Posts Tagged ‘geology’
[One of 50 articles written and published for Demand Media in 2013]
The common element to all science projects is the scientific method, which is composed of five steps: the research question, the hypothesis, the procedure, your results, and a conclusion. Whether you are examining rocks, studying animals or the behavior of people, these five steps provide the framework for your interrogation of reality and how you report your results. When conducting experiments, always focus on safety.
The sun, Earth and seven other planets circling the sun all formed from the same cloud of gas and dust more than 4.5 billion years ago. Some of Earth’s building blocks still exist as a belt of rocks we call asteroids, circling the sun between the orbits of Mars and Jupiter. These rocks vary in density, mass, composition and cohesion. Occasionally their orbits are perturbed so they end up intersecting with Earth and fall in as meteorites. Students can investigate the various crushing strengths of different meteor types and their ability to survive re-entry into the Earth’s atmosphere. Variables include size, entry speed, meteor composition and atmospheric pressure.
Students can collect an assortment of five rocks (color, texture, weight, composition, origin) near them. Students can develop a hypothesis as to which rocks are hardest, and order them thus, from softest to hardest. Test rocks using the Mohs scale to determine whether the hypothesis is correct.
Using the same rock types that were tested for hardness, test for unconfined compressive strength.
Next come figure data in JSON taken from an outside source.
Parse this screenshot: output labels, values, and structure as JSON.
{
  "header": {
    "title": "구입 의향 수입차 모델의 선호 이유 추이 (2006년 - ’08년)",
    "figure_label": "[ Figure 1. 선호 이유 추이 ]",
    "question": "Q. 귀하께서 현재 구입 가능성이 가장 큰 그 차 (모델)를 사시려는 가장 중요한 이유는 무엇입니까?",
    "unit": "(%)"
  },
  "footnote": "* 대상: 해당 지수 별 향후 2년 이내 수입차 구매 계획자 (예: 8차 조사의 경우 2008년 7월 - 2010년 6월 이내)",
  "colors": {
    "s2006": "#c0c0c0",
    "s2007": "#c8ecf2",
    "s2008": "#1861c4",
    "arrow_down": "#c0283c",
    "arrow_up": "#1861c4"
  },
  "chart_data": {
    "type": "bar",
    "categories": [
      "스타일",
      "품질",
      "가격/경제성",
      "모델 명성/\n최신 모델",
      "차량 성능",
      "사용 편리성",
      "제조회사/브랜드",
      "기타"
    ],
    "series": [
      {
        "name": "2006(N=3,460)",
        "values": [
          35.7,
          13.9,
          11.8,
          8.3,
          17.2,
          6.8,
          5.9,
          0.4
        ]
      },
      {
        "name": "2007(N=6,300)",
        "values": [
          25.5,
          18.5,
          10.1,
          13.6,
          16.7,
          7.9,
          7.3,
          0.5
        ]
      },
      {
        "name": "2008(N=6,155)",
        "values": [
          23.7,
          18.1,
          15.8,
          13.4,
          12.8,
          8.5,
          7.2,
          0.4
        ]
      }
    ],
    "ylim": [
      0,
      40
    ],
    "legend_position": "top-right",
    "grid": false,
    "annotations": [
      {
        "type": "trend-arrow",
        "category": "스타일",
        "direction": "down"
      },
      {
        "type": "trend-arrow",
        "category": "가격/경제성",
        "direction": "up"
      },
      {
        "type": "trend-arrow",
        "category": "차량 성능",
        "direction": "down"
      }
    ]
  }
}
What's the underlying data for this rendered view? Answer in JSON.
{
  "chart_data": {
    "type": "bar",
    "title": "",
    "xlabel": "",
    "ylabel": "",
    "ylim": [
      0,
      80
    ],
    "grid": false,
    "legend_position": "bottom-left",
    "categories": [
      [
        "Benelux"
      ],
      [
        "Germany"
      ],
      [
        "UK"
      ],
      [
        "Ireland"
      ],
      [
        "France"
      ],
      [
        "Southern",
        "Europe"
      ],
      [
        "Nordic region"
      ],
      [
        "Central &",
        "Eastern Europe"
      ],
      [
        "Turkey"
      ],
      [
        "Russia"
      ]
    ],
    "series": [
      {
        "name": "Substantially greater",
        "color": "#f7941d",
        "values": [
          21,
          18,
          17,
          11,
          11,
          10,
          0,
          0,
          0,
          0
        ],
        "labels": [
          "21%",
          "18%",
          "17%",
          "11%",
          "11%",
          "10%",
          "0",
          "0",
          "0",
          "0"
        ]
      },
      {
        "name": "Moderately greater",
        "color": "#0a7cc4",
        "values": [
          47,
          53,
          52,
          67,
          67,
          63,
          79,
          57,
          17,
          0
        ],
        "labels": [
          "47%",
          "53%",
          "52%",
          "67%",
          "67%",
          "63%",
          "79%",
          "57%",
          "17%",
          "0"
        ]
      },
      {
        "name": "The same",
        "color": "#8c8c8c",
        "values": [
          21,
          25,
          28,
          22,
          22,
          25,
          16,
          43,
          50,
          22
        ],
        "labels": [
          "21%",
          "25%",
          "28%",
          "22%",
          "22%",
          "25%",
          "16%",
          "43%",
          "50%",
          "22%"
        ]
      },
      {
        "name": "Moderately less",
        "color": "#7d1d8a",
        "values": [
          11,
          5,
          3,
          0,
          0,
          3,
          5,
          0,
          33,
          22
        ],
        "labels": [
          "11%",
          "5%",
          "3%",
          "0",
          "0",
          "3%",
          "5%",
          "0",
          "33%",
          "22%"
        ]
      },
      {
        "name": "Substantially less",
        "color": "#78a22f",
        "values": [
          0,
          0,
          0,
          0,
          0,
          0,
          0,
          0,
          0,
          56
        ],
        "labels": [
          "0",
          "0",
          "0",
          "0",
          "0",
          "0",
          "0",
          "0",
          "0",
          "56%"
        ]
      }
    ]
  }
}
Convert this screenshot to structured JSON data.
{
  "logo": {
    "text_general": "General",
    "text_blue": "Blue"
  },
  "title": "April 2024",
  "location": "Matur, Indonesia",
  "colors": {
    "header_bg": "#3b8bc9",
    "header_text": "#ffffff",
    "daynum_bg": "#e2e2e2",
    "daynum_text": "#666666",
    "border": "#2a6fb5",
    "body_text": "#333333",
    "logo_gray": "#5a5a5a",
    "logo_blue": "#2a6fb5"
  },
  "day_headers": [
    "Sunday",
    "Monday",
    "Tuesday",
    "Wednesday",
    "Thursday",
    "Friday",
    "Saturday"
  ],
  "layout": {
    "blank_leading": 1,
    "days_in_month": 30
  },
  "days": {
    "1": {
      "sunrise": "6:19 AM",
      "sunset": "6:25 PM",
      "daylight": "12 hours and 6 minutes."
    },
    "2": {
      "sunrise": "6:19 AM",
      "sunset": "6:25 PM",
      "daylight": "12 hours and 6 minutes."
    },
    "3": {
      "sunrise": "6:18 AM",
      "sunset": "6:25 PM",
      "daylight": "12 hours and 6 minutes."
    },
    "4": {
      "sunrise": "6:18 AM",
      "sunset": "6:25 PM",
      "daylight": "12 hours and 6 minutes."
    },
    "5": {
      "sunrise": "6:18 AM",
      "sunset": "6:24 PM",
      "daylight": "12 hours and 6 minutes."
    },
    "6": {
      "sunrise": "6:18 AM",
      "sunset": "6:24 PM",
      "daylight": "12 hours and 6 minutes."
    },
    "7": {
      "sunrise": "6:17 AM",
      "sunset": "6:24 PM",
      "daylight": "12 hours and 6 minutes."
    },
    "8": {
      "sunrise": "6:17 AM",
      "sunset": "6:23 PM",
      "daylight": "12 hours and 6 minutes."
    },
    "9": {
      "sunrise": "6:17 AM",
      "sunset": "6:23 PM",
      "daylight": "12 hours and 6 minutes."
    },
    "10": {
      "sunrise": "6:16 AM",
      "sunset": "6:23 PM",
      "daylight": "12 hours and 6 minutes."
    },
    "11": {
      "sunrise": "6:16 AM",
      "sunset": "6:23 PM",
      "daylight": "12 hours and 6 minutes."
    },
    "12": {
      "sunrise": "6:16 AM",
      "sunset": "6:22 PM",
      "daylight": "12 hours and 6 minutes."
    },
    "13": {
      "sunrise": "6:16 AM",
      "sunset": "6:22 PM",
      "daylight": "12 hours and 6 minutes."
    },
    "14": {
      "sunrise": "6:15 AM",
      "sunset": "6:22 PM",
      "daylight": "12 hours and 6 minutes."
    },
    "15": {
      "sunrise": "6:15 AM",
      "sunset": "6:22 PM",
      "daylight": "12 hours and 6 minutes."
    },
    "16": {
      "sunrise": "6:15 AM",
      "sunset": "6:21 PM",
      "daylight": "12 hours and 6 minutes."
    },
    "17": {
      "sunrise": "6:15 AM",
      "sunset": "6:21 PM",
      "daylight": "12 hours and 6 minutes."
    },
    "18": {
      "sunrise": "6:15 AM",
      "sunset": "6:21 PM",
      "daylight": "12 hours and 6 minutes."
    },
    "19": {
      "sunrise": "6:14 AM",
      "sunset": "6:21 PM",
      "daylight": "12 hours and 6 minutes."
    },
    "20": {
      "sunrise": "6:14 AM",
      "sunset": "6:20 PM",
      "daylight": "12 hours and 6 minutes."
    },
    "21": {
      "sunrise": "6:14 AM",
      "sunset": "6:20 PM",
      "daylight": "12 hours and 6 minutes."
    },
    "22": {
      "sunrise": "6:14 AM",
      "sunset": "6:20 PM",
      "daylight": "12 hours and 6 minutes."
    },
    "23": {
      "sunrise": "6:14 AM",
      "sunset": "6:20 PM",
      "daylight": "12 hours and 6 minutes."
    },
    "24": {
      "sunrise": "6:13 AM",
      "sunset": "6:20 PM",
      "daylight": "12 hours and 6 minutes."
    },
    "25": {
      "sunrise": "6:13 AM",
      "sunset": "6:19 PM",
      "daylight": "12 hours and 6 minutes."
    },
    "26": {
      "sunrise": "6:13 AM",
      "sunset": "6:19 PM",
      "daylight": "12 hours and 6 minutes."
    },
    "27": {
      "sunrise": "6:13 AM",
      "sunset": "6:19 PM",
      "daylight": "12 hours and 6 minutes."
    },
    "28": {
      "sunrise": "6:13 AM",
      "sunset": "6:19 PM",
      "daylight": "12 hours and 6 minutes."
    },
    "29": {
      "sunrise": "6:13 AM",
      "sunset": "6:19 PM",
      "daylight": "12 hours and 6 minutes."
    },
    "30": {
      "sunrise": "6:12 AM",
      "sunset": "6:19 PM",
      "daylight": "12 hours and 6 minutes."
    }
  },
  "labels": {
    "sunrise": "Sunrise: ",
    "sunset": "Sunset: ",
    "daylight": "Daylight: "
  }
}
Students should test them at different angles — some rocks are strong in one direction and weaker in others. This test can be done with a bench vise on weaker rocks, but safety goggles are essential. The rocks should be ordered by the hypothesis of comparative strengths and compared with the final results.
Some rocks, particularly iron oxides, contain magnetized minerals. Students can investigate a collection of local rocks and assess the intensity of the magnetism. They can vary depending on mineral content, exposure to magnetic fields, exposure to heat and location. Additional properties to investigate could include magnetic alignment and the type of remanent magnetization — chemical, depositional or isothermal.